Crédits photo : Jean Géry Godeaux
Mise en danger des salariés : 20 travailleurs de la maintenance assignent la RATP aux Prud’hommes
L’entreprise de transport francilienne a laissé ses employés travailler au milieu des vapeurs toxiques en toute connaissance de cause, dénoncent des travailleurs de la RATP. Une situation scandaleuse, dans un contexte de privatisation, qui illustre tout à fait l’incompatibilité entre logiques capitalistes et santé des travailleurs.
En 2020, en pleine pandémie de covid-19, des représentants du personnel CGT RATP s’intéressent à la circulation de l’air sur leurs lieux de travail. Il se rendent alors compte que les systèmes de ventilation de la quasi-totalité des sites de maintenance sont défectueux, voir complètement hors service. Le débit d’air est bien en deçà du seuil légal. Pire, ils l’apprennent par des rapports du Laboratoire Essai et Mesures (LEM) que la RATP avait en main. Donc l’entreprise savait, mais n’a pas agi et encore moins informé ses employés.
Dans les 25 ateliers de centre bus, des équipes se relaient jour et nuit autour d’une grosse vingtaine de zones de travail. La plupart des taches de maintenance se font à moteur tournant. Évidemment, on y sent le gaz d’échappement, mais ce n’est pas tout. Se mélangent et se respirent aussi des fumées de soudage, des vapeurs de colles, d’aérosols, d’ammoniaque, etc... Les salariés rentrent chez eux le soir avec des maux de tête.

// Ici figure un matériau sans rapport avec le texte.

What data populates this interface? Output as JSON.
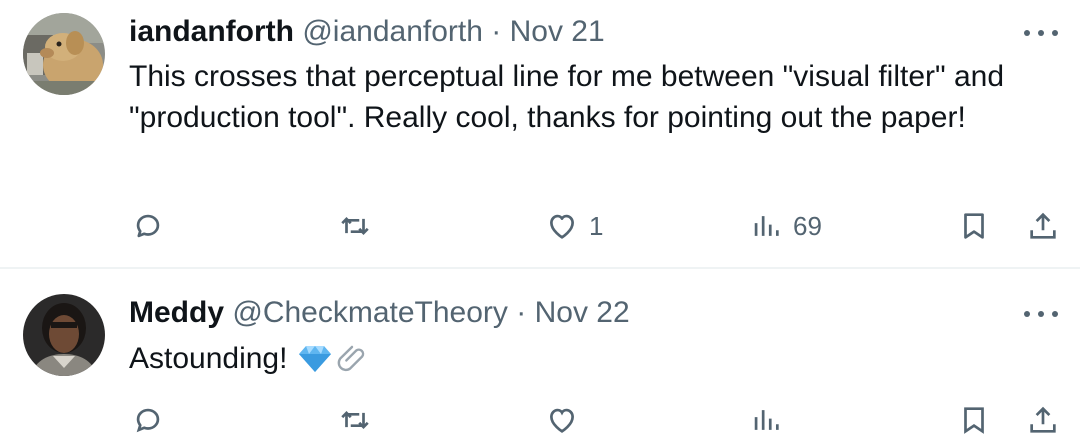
{
  "tweets": [
    {
      "name": "iandanforth",
      "handle": "@iandanforth",
      "separator": "·",
      "date": "Nov 21",
      "text": "This crosses that perceptual line for me between \"visual filter\" and \"production tool\". Really cool, thanks for pointing out the paper!",
      "actions": {
        "likes": "1",
        "views": "69"
      },
      "icons": {
        "avatar": "dog-photo-avatar",
        "more": "more-icon",
        "reply": "reply-icon",
        "retweet": "retweet-icon",
        "like": "heart-icon",
        "views": "views-icon",
        "bookmark": "bookmark-icon",
        "share": "share-icon"
      }
    },
    {
      "name": "Meddy",
      "handle": "@CheckmateTheory",
      "separator": "·",
      "date": "Nov 22",
      "text": "Astounding!",
      "emoji": [
        "gem-emoji",
        "paperclip-emoji"
      ],
      "icons": {
        "avatar": "person-photo-avatar",
        "more": "more-icon"
      }
    }
  ],
  "colors": {
    "text": "#0f1419",
    "secondary": "#536471",
    "divider": "#eff3f4",
    "gem": "#5fb6f0"
  }
}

Les mainteneurs n’ont pas attendu les expertises pour le savoir : « Notre espérance de vie n’est pas la même que dans les bureaux », rappelle Faouzi, syndiqué à la CGT. « Un cadre c’est plus de 80 ans d’espérance de vie, nous c’est 70 » ajoute-t-il. Deux de ses collègues sont d’ailleurs décédés. Ils étaient en maladie longue durée. Dans ce contexte, les affiches conseillant de ne pas trop utiliser les moteurs - que l’entreprise a fait poser - paraissent plus que dérisoires.

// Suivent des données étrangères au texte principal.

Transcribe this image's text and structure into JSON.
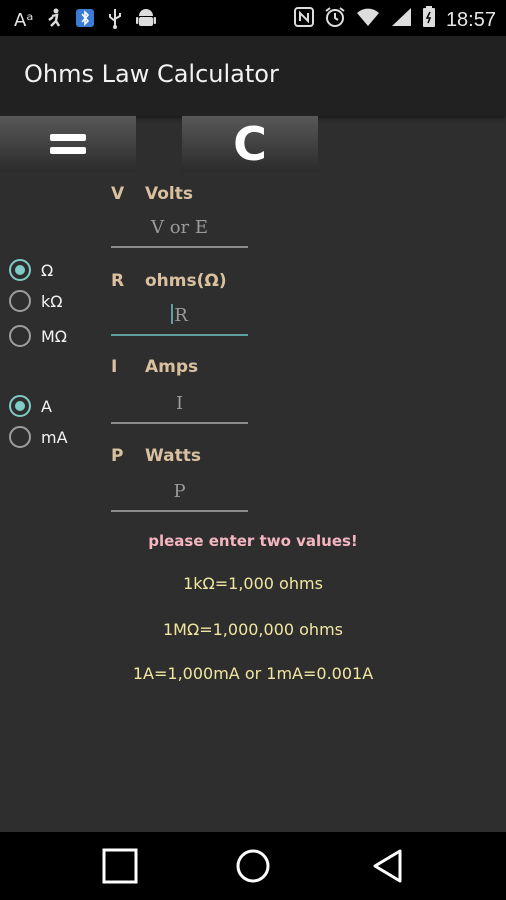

Presque 4 ans après les premières découvertes, la CGT n’a pas ménagé ses efforts. Une expertise indépendante, demandée par le CSSCT (où siègent les représentants du personnel), a démontré l’existence de risques graves et chimiques. Le 2 mars dernier, au dépôt d’Ivry, les salariés ont exercé leur droit de retrait. Après les mises en demeure de l’inspection du travail, la RATP a fini par écoper d’une amende de 120 000€ pour la non mise aux normes de son site de Championnet. Malgré cela, le sujet n’avance pas et seul le centre bus d’Aubervilliers a vu son système de ventilation être refait.

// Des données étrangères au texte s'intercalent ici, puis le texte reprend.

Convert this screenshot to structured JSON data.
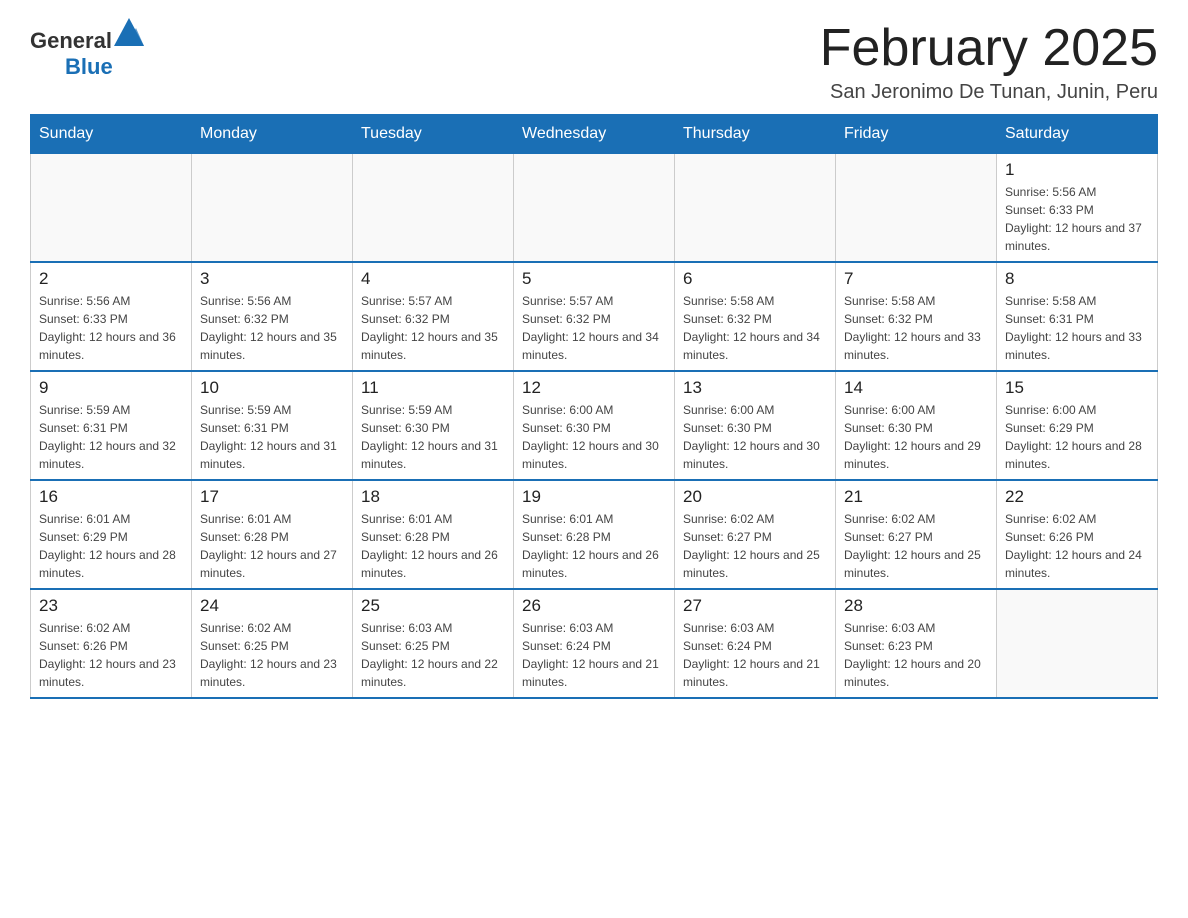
{
  "header": {
    "logo_general": "General",
    "logo_blue": "Blue",
    "title": "February 2025",
    "subtitle": "San Jeronimo De Tunan, Junin, Peru"
  },
  "days_of_week": [
    "Sunday",
    "Monday",
    "Tuesday",
    "Wednesday",
    "Thursday",
    "Friday",
    "Saturday"
  ],
  "weeks": [
    [
      {
        "day": "",
        "info": ""
      },
      {
        "day": "",
        "info": ""
      },
      {
        "day": "",
        "info": ""
      },
      {
        "day": "",
        "info": ""
      },
      {
        "day": "",
        "info": ""
      },
      {
        "day": "",
        "info": ""
      },
      {
        "day": "1",
        "info": "Sunrise: 5:56 AM\nSunset: 6:33 PM\nDaylight: 12 hours and 37 minutes."
      }
    ],
    [
      {
        "day": "2",
        "info": "Sunrise: 5:56 AM\nSunset: 6:33 PM\nDaylight: 12 hours and 36 minutes."
      },
      {
        "day": "3",
        "info": "Sunrise: 5:56 AM\nSunset: 6:32 PM\nDaylight: 12 hours and 35 minutes."
      },
      {
        "day": "4",
        "info": "Sunrise: 5:57 AM\nSunset: 6:32 PM\nDaylight: 12 hours and 35 minutes."
      },
      {
        "day": "5",
        "info": "Sunrise: 5:57 AM\nSunset: 6:32 PM\nDaylight: 12 hours and 34 minutes."
      },
      {
        "day": "6",
        "info": "Sunrise: 5:58 AM\nSunset: 6:32 PM\nDaylight: 12 hours and 34 minutes."
      },
      {
        "day": "7",
        "info": "Sunrise: 5:58 AM\nSunset: 6:32 PM\nDaylight: 12 hours and 33 minutes."
      },
      {
        "day": "8",
        "info": "Sunrise: 5:58 AM\nSunset: 6:31 PM\nDaylight: 12 hours and 33 minutes."
      }
    ],
    [
      {
        "day": "9",
        "info": "Sunrise: 5:59 AM\nSunset: 6:31 PM\nDaylight: 12 hours and 32 minutes."
      },
      {
        "day": "10",
        "info": "Sunrise: 5:59 AM\nSunset: 6:31 PM\nDaylight: 12 hours and 31 minutes."
      },
      {
        "day": "11",
        "info": "Sunrise: 5:59 AM\nSunset: 6:30 PM\nDaylight: 12 hours and 31 minutes."
      },
      {
        "day": "12",
        "info": "Sunrise: 6:00 AM\nSunset: 6:30 PM\nDaylight: 12 hours and 30 minutes."
      },
      {
        "day": "13",
        "info": "Sunrise: 6:00 AM\nSunset: 6:30 PM\nDaylight: 12 hours and 30 minutes."
      },
      {
        "day": "14",
        "info": "Sunrise: 6:00 AM\nSunset: 6:30 PM\nDaylight: 12 hours and 29 minutes."
      },
      {
        "day": "15",
        "info": "Sunrise: 6:00 AM\nSunset: 6:29 PM\nDaylight: 12 hours and 28 minutes."
      }
    ],
    [
      {
        "day": "16",
        "info": "Sunrise: 6:01 AM\nSunset: 6:29 PM\nDaylight: 12 hours and 28 minutes."
      },
      {
        "day": "17",
        "info": "Sunrise: 6:01 AM\nSunset: 6:28 PM\nDaylight: 12 hours and 27 minutes."
      },
      {
        "day": "18",
        "info": "Sunrise: 6:01 AM\nSunset: 6:28 PM\nDaylight: 12 hours and 26 minutes."
      },
      {
        "day": "19",
        "info": "Sunrise: 6:01 AM\nSunset: 6:28 PM\nDaylight: 12 hours and 26 minutes."
      },
      {
        "day": "20",
        "info": "Sunrise: 6:02 AM\nSunset: 6:27 PM\nDaylight: 12 hours and 25 minutes."
      },
      {
        "day": "21",
        "info": "Sunrise: 6:02 AM\nSunset: 6:27 PM\nDaylight: 12 hours and 25 minutes."
      },
      {
        "day": "22",
        "info": "Sunrise: 6:02 AM\nSunset: 6:26 PM\nDaylight: 12 hours and 24 minutes."
      }
    ],
    [
      {
        "day": "23",
        "info": "Sunrise: 6:02 AM\nSunset: 6:26 PM\nDaylight: 12 hours and 23 minutes."
      },
      {
        "day": "24",
        "info": "Sunrise: 6:02 AM\nSunset: 6:25 PM\nDaylight: 12 hours and 23 minutes."
      },
      {
        "day": "25",
        "info": "Sunrise: 6:03 AM\nSunset: 6:25 PM\nDaylight: 12 hours and 22 minutes."
      },
      {
        "day": "26",
        "info": "Sunrise: 6:03 AM\nSunset: 6:24 PM\nDaylight: 12 hours and 21 minutes."
      },
      {
        "day": "27",
        "info": "Sunrise: 6:03 AM\nSunset: 6:24 PM\nDaylight: 12 hours and 21 minutes."
      },
      {
        "day": "28",
        "info": "Sunrise: 6:03 AM\nSunset: 6:23 PM\nDaylight: 12 hours and 20 minutes."
      },
      {
        "day": "",
        "info": ""
      }
    ]
  ]
}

L’entreprise de transport est en plein processus d’ouverture à la concurrence. Avec le découpage des dépôts en plusieurs « lots » et des appels d’offres échelonnés jusqu’en 2026, la direction veut se montrer économe. C’est ce qui explique le non-investissement dans la sécurité des salariés, mais aussi la réduction de 40% des effectifs de la maintenance des bus en 10 ans, ou les salaires au rabais des nouveaux embauchés. Le salaire de Jean Castex, ancien premier ministre et actuel directeur de la RATP, s’élève quant à lui à 450 000€/ an. Encore une fois, des logiques marchandes qui ne profitent qu’à une minorité passent avant les intérêts des salariés et des usagers.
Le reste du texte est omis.